Suiane Oliveira Cardoso, 38, tem a voz trêmula e baixa. Tímida, faz questão de falar pausadamente, com muita calma e paciência. Rapidamente, é possível entender por que ela abandonou a vida de diretora de arte de agências publicitárias. “Eu me formei em design gráfico, que é o que mais gosto de fazer, e nunca me interessei muito por publicidade. Mas é lá que estão os maiores salários, então acabei indo por inércia”, conta. Depois de oito anos e após passar por agências importantes, como a Ogilvy, em São Paulo, ela se fez a pergunta que todo empreendedor faz ao deixar um emprego estável: “Nossa, mas o que é que eu estou fazendo aqui?”.

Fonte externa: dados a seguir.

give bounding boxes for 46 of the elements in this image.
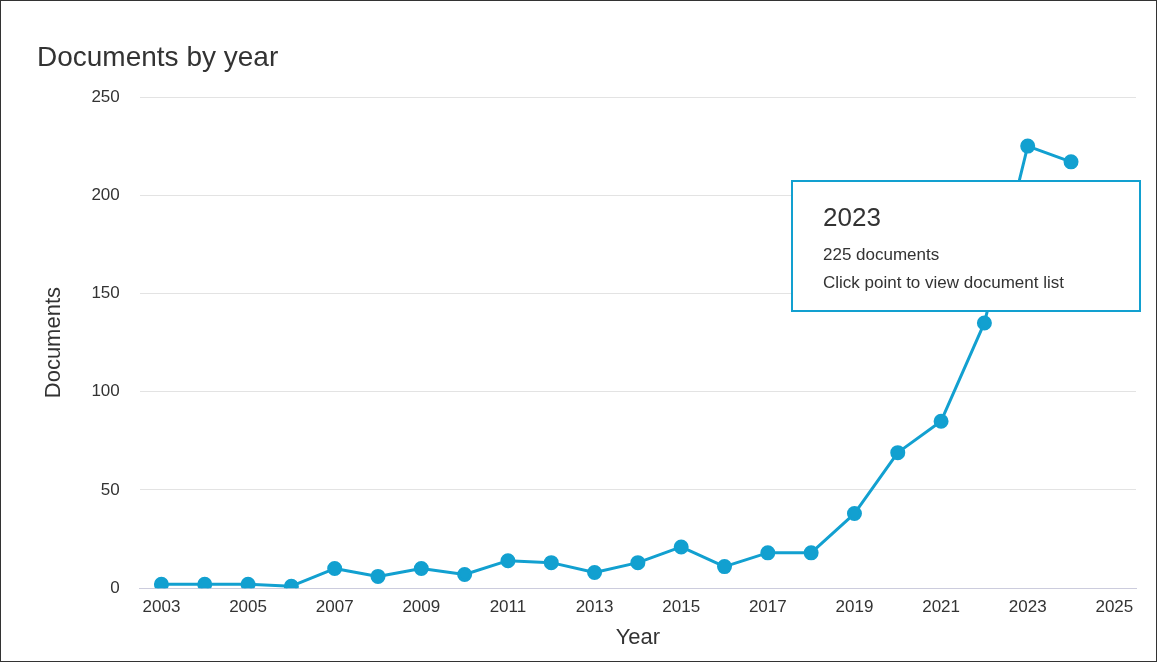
point xyxy=(760,545,776,561)
point xyxy=(1020,138,1036,154)
x-tick-label: 2015 xyxy=(662,597,701,617)
x-tick-label: 2009 xyxy=(402,597,441,617)
annotation: 225 documents xyxy=(823,244,941,266)
annotation: 2023 xyxy=(823,202,882,233)
y-tick-label: 50 xyxy=(100,479,120,499)
x-tick-label: 2025 xyxy=(1095,597,1134,617)
point xyxy=(803,545,819,561)
point xyxy=(890,445,906,461)
point xyxy=(327,561,343,577)
point xyxy=(587,564,603,580)
x-tick-label: 2013 xyxy=(575,597,614,617)
point xyxy=(413,561,429,577)
x-tick-label: 2017 xyxy=(748,597,787,617)
chart-title: Documents by year xyxy=(37,41,279,73)
y-tick-label: 200 xyxy=(91,184,120,204)
point xyxy=(457,566,473,582)
x-tick-label: 2005 xyxy=(229,597,267,617)
y-tick-label: 0 xyxy=(110,577,120,597)
point xyxy=(197,576,213,589)
x-tick-label: 2007 xyxy=(315,597,354,617)
x-tick-label: 2019 xyxy=(835,597,874,617)
point xyxy=(153,576,169,589)
point xyxy=(500,553,516,569)
point xyxy=(630,555,646,571)
point xyxy=(1063,154,1079,170)
point xyxy=(933,413,949,429)
point xyxy=(673,539,689,555)
y-tick-label: 250 xyxy=(91,86,120,106)
x-tick-label: 2003 xyxy=(142,597,181,617)
point xyxy=(717,559,733,575)
point xyxy=(846,506,862,522)
y-tick-label: 150 xyxy=(91,283,120,303)
point xyxy=(976,315,992,331)
x-tick-label: 2023 xyxy=(1008,597,1047,617)
point xyxy=(543,555,559,571)
x-tick-label: 2011 xyxy=(489,597,527,617)
x-axis-title: Year xyxy=(615,623,661,649)
y-axis-title: Documents xyxy=(40,286,66,399)
x-tick-label: 2021 xyxy=(922,597,960,617)
point xyxy=(370,568,386,584)
tooltip-box: 2023 225 documents Click point to view document list xyxy=(791,180,1141,312)
annotation: Click point to view document list xyxy=(823,272,1065,294)
y-tick-label: 100 xyxy=(91,381,120,401)
point xyxy=(240,576,256,589)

Suiane é nascida em Curitiba. Sua história começou a ganhar as páginas de jornais e sites há quatro anos, quando decidiu abrir a butique de sua marca, a Suiane Maria, instalada em uma rua bastante polêmica no centro histórico da cidade natal. A Rua São Francisco, então conhecida como a “cracolândia” de Curitiba, era meio abandonada. Por lá perambulavam moradores de rua e viciados em drogas. Os poucos visitantes frequentes eram os dos restaurantes antigos da região, mas que iam diretamente a seus destinos e nunca aproveitavam para dar uma voltinha nos arredores impopulares.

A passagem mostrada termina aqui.